Other notable TLL activities included the following:
- Dr. Breslow was invited to be a member of the International Advisory Committee for the second symposium on Teaching and Learning in Higher Education sponsored by the National University of Singapore.
- Dr. Breslow co-facilitated a two-day faculty development workshop sponsored by the Chinese Ministry of Higher Education at Lignon University, Ghangzhou, China.

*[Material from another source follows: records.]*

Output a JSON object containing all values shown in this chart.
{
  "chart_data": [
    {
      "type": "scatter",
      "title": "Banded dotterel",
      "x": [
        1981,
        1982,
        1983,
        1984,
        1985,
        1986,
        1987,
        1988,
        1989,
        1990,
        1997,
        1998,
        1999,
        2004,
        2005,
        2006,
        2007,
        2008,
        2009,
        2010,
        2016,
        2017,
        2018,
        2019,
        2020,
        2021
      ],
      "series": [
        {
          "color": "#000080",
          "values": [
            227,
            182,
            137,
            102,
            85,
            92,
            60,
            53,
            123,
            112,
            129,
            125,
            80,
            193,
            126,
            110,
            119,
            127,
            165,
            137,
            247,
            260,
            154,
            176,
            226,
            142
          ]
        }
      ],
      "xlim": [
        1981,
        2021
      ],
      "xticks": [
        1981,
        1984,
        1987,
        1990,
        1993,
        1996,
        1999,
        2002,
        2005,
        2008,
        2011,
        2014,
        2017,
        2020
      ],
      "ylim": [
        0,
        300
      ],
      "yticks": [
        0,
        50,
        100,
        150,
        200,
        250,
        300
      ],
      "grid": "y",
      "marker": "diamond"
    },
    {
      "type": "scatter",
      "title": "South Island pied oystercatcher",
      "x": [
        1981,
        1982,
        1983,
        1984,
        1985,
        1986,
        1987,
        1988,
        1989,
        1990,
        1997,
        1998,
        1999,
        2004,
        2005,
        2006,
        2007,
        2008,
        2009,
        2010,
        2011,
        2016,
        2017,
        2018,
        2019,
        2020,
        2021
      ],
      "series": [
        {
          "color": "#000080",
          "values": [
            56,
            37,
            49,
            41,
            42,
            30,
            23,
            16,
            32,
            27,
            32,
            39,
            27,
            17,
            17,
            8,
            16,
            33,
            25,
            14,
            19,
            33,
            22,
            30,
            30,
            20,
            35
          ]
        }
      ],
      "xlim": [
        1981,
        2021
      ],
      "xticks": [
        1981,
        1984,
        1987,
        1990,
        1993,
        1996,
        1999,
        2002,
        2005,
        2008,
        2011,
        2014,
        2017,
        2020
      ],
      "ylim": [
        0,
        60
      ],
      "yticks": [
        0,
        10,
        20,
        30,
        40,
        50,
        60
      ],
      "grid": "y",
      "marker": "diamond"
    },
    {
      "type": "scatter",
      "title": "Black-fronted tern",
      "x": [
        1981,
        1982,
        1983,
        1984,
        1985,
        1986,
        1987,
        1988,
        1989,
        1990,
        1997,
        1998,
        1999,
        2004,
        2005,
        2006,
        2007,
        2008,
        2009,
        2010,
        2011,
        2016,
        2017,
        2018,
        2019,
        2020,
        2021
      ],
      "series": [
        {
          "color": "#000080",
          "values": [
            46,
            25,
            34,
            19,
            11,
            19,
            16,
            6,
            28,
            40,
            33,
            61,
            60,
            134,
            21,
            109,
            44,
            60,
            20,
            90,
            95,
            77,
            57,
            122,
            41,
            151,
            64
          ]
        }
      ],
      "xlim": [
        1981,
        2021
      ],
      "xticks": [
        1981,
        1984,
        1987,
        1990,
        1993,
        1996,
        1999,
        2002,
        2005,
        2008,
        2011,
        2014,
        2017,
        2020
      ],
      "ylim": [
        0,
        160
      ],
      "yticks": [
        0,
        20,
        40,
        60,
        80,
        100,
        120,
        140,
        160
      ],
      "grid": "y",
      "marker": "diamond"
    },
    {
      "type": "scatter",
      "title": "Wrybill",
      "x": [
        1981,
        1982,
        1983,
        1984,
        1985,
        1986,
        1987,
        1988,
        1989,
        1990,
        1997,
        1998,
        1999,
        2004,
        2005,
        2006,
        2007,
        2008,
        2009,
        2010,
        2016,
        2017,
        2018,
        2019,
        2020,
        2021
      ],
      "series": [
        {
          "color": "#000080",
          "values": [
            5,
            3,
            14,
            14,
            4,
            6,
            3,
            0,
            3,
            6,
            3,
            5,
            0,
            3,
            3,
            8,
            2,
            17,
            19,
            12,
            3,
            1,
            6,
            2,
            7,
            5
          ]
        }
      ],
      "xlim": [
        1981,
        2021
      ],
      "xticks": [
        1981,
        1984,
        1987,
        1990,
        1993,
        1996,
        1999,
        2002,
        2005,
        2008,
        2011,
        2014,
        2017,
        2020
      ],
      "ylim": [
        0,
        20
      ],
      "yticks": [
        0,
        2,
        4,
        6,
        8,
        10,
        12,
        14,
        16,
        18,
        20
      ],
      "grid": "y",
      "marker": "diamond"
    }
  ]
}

- Dr. Newman is on the leadership committee of Project Kaleidoscope's Faculty of the 21st Century, and is helping to write the NSF 10-year report on that program's contribution to the reform of SME&T undergraduate education.
- Dr. Newman is providing assessment consultation to the Council on Undergraduate Education's project to assess national outcomes of student research activity.
- Ms. Swire created a new TLL web site that reflects our expanded activities.
Dr. John Newman joined TLL as Associate Director of Assessment and Evaluation in December 2000. Dr. Newman had previously been Coordinator of Research and Evaluation at the Searle Center for Teaching Excellence, Northwestern University. Dr. Alberta Lipson and Ms. Rosanne Swire, who had previously been part of the Office of Academic Services, joined TLL as Associate Director for Educational Studies and Research Assistant, respectively. Ms. Cynthia Dernay Tervalon was promoted to Staff Associate in May 2000. Ms. Brenda Blais joined TLL in June 2000 as Administrative Assistant. Ms. Blais, who has 13 years experience at MIT, was most recently with the Department of Urban Studies and Planning.